Couples filing jointly and earning less than $74,900 pay no taxes on long term capital gains. Those with incomes between $74,900 and $464,850 pay 15 percent, and those with incomes above $464,850 pay 20 percent.
An additional 3.8 percent tax imposed on high-earners in 2013 requires determining both net investment income and the excess of modified adjusted gross income that exceeds a threshold amount for the given tax year.
Avoiding or Reducing Capital Gains Taxes on Rental Properties
David John Marotta, a wealth management advisor writing in Forbes, notes a number of legal tax loopholes a savvy real estate investor can employ to lessen or even eliminate the capital gains tax due on the sale of a rental property.
• Match investment losses with the capital gain. Up to $3,000 of investment losses each year can offset your taxable gain. To get the most out of this rule, if you know you're going to be selling a property at a profit, consider holding off the sale of another investment loss until the same tax year so that the gain and loss match.

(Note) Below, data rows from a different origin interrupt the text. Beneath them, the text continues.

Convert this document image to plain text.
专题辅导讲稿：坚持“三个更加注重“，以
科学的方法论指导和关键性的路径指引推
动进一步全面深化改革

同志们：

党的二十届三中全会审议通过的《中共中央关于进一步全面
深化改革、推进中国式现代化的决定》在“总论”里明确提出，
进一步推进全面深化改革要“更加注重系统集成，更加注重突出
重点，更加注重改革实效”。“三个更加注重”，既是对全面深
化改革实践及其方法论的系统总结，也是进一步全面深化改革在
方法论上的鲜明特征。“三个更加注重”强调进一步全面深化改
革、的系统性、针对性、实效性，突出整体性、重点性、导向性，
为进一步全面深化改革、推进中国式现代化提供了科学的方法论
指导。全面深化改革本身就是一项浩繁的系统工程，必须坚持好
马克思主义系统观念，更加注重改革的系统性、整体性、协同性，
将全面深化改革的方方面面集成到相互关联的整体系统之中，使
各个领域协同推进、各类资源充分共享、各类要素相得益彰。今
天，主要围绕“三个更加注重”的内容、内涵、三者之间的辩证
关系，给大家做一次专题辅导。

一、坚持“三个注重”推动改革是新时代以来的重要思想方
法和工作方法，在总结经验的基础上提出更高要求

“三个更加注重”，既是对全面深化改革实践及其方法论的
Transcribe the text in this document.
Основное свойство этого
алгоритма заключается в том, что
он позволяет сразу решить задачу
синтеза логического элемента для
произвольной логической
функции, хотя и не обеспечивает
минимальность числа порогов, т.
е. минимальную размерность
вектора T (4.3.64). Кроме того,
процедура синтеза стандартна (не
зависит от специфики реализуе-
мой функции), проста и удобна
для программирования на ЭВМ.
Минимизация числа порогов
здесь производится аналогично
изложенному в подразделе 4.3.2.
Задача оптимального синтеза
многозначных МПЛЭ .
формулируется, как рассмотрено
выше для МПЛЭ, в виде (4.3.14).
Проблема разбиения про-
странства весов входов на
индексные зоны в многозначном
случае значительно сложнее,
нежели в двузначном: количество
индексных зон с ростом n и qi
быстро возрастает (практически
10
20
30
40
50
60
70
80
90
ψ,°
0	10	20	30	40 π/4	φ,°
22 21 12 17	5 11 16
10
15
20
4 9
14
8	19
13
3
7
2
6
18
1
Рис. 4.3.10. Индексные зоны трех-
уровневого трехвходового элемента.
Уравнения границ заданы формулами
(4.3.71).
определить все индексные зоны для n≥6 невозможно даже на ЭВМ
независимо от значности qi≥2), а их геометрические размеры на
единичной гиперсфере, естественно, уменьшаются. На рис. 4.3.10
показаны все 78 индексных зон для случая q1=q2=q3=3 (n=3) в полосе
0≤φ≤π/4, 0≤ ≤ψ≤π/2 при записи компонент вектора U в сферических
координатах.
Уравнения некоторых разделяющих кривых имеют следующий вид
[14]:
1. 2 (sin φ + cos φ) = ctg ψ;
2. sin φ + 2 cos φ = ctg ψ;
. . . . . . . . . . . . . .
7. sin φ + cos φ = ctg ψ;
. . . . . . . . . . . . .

• Use the primary residence exclusion. The Taxpayer Relief Act of 1997 allows a homeowner to exclude up to $250,000 of otherwise taxable gain on the sale of a primary residence. For married couples the exclusion is $500,000. To qualify as a primary residence, you must have lived in the house for at least two of the past five years. This means, for example, that you could live in the house for years one and two, convert it to one or more rental units in year three, then sell it as a rental unit in year five and still claim the primary residence exclusion.
• Do a 1031 exchange. The IRS allows you to sell one rental property and to roll the gain over to the purchase of another rental property without paying the capital gains tax. If you invoke the "delayed exchange" rule in your paperwork, you can sell the first property and wait up to 45 days before closing on the new property.